As with many international journeys, we made a stop in Dubai. Australian composer Katy Abbot explains her work Jumeirah Jane as a tribute to pampered expat housewives in Dubai. While the playful harmonies and use of percussion were evocative, the complex metrical changes were somewhat distracting, and I came away wishing traditional Middle Eastern music had been featured instead.  

Next stop — Korea! Guest conductor Jasmine Jade-Mills led the orchestra in a beautiful arrangement of variations on Arirang, Korea’s most famous folk song. The variations ranged from plaintive to stateful, ending with a canon of the main theme before a slow, emphatic ending. 

We ended the first leg of our journey with African Symphony by Van McCoy, disco composer and producer most known for The Hustle. With its syncopated melodies, brass fanfares and scalic flute runs, this number evoked the optimism of the pan-African movement of the 1970s.  

After the interval, we rendezvoused in Eastern Europe with Bernstein’s Slava!. This upbeat, chaotic number featured growling brass, slide whistles and campy percussion, along with a middle section in 7/8 time reminiscent of Greek folk dances. The metre change was executed seamlessly and the ensemble’s joy was infectious.

Next, the world premiere of Australian composer Daniel Dinh’s The Stellar Nursery. Dinh has had a long association with SUWO starting as a student performer, and it shows, as this work highlighted every part of the ensemble.

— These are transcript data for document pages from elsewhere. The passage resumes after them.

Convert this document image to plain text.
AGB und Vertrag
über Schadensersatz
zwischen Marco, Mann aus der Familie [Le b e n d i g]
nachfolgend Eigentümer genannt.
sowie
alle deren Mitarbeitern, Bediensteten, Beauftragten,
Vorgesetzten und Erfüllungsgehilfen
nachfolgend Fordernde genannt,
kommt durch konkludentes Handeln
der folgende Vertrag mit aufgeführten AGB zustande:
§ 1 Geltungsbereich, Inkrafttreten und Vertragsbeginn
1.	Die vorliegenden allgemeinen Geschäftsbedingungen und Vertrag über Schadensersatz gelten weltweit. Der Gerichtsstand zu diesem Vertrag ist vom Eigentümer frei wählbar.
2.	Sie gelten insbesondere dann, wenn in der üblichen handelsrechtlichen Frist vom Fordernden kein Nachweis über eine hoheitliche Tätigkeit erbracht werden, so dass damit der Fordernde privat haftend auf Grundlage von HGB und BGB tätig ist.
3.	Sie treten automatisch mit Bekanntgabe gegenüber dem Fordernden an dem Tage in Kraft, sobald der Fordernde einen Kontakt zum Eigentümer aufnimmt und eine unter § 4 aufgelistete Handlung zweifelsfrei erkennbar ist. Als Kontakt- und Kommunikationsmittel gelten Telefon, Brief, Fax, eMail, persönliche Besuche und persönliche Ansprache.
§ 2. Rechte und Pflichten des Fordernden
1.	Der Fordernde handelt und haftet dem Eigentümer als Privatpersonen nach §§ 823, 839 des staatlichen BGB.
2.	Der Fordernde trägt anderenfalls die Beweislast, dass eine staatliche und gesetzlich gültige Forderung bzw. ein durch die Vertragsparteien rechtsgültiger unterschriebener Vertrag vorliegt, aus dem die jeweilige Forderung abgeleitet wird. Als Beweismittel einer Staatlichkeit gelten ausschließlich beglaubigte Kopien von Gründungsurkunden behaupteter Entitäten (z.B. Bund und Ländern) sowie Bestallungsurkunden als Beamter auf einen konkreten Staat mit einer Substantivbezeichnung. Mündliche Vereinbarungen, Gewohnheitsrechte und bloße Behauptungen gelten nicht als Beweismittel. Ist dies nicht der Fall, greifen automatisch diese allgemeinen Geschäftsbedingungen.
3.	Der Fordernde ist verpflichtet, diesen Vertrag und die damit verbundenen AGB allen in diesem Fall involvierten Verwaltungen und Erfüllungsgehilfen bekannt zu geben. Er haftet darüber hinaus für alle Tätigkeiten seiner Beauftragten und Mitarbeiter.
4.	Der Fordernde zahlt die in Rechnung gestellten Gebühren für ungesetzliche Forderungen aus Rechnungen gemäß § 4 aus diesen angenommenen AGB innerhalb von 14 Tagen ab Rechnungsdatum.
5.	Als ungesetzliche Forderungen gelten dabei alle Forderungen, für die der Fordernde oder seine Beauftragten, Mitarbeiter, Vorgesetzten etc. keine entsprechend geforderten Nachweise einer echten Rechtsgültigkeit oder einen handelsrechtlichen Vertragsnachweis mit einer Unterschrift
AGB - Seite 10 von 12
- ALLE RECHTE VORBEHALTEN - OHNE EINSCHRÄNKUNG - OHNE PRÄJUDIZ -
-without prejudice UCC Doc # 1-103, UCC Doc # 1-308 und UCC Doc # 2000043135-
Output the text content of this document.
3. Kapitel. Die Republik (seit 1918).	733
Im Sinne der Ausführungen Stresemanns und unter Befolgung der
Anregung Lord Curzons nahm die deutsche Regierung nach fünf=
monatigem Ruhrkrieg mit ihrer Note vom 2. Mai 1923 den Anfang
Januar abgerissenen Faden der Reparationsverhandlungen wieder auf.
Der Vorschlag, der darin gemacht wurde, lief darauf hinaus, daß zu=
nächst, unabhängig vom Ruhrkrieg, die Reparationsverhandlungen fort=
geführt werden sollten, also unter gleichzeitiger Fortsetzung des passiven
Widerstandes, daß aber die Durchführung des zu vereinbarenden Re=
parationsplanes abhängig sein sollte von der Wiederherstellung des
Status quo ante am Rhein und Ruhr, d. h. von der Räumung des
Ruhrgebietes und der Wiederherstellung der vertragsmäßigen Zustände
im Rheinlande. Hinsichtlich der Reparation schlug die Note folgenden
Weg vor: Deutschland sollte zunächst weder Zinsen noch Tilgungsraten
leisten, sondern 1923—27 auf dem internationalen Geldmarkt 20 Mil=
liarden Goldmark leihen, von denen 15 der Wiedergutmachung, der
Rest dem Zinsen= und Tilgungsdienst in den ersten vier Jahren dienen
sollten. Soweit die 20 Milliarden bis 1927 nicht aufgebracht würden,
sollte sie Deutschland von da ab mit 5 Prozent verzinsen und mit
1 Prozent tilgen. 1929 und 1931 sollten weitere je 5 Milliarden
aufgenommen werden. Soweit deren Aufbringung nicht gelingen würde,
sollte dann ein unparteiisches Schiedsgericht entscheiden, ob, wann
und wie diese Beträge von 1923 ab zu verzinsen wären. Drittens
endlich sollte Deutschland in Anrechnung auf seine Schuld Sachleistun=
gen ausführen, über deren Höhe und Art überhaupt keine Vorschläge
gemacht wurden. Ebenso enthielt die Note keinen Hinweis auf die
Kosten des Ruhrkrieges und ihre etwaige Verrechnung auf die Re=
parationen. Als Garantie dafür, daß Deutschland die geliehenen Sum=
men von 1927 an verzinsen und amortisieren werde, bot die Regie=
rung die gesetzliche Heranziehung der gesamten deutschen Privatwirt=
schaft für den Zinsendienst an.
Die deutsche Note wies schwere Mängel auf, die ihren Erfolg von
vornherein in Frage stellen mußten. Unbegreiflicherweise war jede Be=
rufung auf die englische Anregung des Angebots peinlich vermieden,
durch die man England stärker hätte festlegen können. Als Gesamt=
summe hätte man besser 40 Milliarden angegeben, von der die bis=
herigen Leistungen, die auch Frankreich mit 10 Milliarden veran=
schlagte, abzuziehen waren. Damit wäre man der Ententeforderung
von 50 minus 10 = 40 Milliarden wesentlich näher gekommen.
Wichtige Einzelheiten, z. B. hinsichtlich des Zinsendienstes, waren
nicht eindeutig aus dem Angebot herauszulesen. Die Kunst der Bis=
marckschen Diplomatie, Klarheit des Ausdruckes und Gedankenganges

From its opening, reminiscent of the Star Trek opening credits, to the ending, which rang suspended for several seconds, Dinh skilfully  evokes the calm expanse of space. A beautiful work, and a well-needed breather in a predominantly high-energy programme.  

We returned to modern China with Elegant Refinement, a work that synthesised elements of Chinese music with classic military band style. This was another work that highlighted the ensemble’s brass players after the more woodwind-heavy arrangements of the first half. 

As we neared the end of our journey, we stopped over in New Mexico for John Mackey’s Lightning Field, inspired by an art installation of the same name – a vast stretch of desert marked by 400 steel poles that act as lightning conductors. Three members of the ensemble served as thunder-drummers, positioned at left, right and centre stage for stereophonic effect as we heard rain build into a storm that thrashed wildly before dying away as suddenly as it started. 

We parted in Japan, with My Neighbour Totoro by the inimitable Joe Hisaishi. This cheeky and charming arrangement had me smiling in my seat, the perfect ending to our journey. 

This was an all around excellent evening of music. While SUWO may not have charted the whole globe, the wind orchestra is an ensemble created by and for the Western classical music tradition. Within the constraints of instrumentation, available compositions, and arrangements, they did an outstanding job.

Shout out to the many soloists who played throughout the evening, along with the percussion section who truly held the ensemble together. Credit should also go to conductor Cathy Chan not only for her clear, effective conducting but for being an informative and charming compere. 

At the end of the show, I had the opportunity to speak with the conductors, SUWO’s President Emma Koch, and principal clarinettist Stephen Firmer. Stephen’s journey with SUWO deserves a mention. A pharmacist by profession, his daughter was a member of the ensemble years ago. When they needed a substitute for a state competition, Stephen’s daughter suggested him, and he has been with them ever since. SUWO is truly a community ensemble, and seeing non-professional musicians giving their time to making music simply for the beauty of it is heartwarming.